ROSETO. La colonna sonora del film Avatar ha fatto da sottofondo, quasi impercettibile ma sempre presente, alla prima uscita ufficiale di Rosaria Ciancaione, candidato sindaco di Roseto per la coalizione civica #amoroseto. In una sala gremita, all’hotel Palmarosa, si è aperta ieri pomeriggio ufficialmente la campagna elettorale per le amministrative 2016 di Roseto alla presenza del depitato di Scelta Civica Giulio Sottanelli e, come ospite d’onore, Valentina Vezzali, anche lei parlamentare di Scelta civica ma più conosciuta come campionessa olimpica di scherma e atleta più medagliata nella storia dello sport italiano.

«Quando il gioco si fa duro le donne iniziano a giocare», così Valentina Vezzali ha salutato la candidatura di Rosaria Ciancaione, «non credo si sia candidata per rivendicare qualche quota rosa, ma perché Rosaria è una donna tosta che vuole cambiare le cose e sono certa che ci riuscirà: quando noi donne ci mettiamo in mente qualcosa siamo molto caparbie nel perseguire l’obiettivo, e qui a Roseto avete sicuramente scelto la donna giusta per farlo».

La presentazione di #amoroseto si è aperta con l’intervento dei rappresentanti delle forze che hanno aderito alla coalizione, e cioè: Mario Nugnes e Marco Massetti di Abruzzo Civico, Dana Pantic di Roseto nel cuore, Jacopo Aloisi di Altra città, Armando Di Sabatino di Rosburgo 3.0, Vitaliano Casalena di Roseto Futura, Sabatino Prosperi di Roseto Unita), Giacomo Collevecchio di L’Altra Roseto, Elisabetta Rolli di Un’altra idea di Roseto, Laura Marini e Alessandro Massacesi di Roseto progressista.
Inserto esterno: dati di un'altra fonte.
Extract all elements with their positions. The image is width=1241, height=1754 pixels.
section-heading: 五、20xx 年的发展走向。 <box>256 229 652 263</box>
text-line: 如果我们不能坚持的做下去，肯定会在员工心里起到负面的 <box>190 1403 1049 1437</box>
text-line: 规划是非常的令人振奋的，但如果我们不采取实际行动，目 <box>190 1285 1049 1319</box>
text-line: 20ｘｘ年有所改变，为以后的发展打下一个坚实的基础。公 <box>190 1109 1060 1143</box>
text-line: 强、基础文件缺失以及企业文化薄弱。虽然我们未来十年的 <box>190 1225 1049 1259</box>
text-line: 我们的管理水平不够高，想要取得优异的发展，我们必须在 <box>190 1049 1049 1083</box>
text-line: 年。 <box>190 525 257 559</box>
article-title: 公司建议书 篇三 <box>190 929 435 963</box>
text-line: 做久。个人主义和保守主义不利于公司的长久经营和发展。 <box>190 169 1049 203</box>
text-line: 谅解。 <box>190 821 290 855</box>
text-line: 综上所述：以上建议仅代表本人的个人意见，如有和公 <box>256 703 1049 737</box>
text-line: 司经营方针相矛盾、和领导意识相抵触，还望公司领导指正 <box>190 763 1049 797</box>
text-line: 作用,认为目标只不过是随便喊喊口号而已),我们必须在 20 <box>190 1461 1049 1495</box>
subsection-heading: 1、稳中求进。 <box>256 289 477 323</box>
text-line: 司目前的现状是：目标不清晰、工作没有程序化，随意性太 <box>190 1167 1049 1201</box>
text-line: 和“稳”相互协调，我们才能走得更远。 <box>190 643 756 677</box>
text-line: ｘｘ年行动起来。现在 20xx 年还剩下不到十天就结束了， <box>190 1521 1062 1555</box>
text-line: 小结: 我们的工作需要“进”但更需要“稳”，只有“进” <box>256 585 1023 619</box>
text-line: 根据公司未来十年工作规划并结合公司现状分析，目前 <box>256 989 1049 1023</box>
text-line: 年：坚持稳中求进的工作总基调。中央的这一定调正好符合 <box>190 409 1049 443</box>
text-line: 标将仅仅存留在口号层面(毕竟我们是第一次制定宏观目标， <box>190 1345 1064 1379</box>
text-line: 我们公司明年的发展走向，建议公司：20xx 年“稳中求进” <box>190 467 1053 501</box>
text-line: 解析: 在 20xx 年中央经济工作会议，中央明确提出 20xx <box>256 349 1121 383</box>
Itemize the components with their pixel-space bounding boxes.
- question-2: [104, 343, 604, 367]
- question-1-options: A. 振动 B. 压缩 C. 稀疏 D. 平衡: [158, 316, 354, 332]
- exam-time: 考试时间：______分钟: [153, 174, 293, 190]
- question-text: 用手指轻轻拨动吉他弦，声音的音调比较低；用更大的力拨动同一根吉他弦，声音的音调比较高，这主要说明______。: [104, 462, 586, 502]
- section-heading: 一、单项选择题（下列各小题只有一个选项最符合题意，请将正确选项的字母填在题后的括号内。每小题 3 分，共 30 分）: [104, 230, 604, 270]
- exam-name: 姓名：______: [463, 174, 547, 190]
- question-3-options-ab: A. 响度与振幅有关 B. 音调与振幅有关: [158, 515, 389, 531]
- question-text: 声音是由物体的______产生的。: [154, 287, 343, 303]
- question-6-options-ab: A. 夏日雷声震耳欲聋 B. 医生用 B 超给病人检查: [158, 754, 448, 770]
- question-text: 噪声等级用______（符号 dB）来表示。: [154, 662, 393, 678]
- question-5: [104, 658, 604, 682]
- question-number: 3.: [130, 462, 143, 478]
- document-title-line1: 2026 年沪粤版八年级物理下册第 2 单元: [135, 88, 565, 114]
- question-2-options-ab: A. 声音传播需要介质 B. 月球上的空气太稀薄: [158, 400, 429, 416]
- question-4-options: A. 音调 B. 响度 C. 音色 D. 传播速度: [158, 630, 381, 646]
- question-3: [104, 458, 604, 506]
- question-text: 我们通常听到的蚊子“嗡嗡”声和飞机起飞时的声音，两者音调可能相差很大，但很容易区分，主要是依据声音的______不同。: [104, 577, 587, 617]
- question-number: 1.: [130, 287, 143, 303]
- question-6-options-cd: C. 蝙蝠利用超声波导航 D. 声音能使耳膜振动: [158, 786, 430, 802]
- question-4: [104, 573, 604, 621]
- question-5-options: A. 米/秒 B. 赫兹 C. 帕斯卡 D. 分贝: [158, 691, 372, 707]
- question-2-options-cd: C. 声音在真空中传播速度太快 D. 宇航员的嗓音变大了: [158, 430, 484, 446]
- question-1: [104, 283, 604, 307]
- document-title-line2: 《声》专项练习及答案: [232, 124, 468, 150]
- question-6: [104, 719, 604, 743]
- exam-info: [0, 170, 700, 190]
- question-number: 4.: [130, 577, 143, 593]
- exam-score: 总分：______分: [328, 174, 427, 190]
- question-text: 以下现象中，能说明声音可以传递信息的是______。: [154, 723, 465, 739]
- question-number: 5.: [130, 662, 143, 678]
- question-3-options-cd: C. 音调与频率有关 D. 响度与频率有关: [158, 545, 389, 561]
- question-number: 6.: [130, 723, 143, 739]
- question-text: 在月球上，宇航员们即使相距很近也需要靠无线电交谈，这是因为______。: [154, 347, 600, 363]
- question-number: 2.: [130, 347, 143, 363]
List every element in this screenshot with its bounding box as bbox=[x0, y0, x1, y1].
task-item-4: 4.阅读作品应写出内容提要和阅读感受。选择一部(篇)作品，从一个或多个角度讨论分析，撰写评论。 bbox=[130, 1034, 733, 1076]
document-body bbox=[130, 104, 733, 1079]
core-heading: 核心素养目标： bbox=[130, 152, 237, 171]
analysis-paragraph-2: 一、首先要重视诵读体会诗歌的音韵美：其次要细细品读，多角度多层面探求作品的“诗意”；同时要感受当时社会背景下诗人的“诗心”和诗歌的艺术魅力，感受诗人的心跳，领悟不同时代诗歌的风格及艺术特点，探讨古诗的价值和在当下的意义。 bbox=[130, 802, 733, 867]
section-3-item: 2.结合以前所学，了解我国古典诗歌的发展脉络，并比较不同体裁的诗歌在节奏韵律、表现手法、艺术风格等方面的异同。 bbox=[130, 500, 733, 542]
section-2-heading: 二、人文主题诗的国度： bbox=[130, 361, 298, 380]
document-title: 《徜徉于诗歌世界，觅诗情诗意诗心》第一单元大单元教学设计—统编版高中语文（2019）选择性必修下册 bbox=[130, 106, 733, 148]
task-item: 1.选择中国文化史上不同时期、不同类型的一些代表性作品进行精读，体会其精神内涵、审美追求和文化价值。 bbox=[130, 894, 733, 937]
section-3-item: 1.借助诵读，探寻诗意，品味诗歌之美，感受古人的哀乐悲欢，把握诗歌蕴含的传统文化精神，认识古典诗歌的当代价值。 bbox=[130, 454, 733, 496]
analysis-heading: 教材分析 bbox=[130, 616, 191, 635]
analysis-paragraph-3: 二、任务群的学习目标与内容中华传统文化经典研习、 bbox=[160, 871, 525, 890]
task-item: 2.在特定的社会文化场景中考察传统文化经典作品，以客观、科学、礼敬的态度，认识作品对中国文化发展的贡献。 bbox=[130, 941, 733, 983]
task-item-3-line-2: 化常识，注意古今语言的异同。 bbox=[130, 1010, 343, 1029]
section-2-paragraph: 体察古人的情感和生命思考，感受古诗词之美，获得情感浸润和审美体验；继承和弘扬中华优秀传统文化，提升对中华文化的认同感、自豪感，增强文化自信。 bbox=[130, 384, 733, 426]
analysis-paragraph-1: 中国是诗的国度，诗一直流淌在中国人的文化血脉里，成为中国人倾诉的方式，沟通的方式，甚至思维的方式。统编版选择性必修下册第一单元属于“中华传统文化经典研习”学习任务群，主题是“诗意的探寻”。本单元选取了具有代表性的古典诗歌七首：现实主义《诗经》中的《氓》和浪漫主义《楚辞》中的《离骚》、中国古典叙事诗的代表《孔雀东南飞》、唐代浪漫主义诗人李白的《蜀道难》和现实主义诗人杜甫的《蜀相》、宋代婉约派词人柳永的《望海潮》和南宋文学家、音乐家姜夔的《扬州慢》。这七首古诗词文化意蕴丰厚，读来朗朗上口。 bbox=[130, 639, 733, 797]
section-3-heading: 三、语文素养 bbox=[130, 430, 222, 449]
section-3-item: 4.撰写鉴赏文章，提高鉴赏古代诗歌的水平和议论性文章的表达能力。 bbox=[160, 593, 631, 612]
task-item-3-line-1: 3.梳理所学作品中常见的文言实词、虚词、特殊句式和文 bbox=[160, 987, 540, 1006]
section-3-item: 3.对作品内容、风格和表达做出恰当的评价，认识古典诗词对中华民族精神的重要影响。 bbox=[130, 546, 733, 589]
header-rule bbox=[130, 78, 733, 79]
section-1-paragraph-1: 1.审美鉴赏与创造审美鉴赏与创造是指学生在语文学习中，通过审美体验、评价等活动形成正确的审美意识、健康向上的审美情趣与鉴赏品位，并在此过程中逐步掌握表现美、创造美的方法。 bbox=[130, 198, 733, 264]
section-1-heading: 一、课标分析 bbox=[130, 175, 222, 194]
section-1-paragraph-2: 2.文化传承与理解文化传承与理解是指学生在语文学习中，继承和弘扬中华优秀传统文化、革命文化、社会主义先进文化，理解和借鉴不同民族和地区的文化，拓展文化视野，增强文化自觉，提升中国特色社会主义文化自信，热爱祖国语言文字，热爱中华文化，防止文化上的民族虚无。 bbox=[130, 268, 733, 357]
«Voglio ripartire da una data, quella del 27 novembre scorso», ha detto Ciancaione, «quando ci siamo riuniti e tutte le nove forze di questa coalizione mi hanno dato la fiducia di rappresentare questa sfida. Nel nostro caso la sintesi si è trovata dentro la diversità, essere in tanti come siamo in questa coalizione significa essere diversi, ma quando si riesce a trovare la sintesi significa che si è determinati all’obiettivo. Vogliamo cambiare pagina a Roseto e vinceremo le elezioni. Non credo che governare la città sarà facile, ma il fatto che vivo da oltre 30 anni la pubblica amministrazione sarà dalla nostra parte. Voglio mettere a disposizione della città tutto il mio bagaglio di esperienza per restituire a Roseto un benessere che è andato perduto, non solo in termini economici».

«Chi mi conosce sa che mi piace costruire nuovi progetti», ha aggiunto Sottanelli, «e quello di #amoroseto è aperto: siamo certi che fuori ci siano altre energie e altre competenze che potranno contribuire a far nascere una nuova classe dirigente».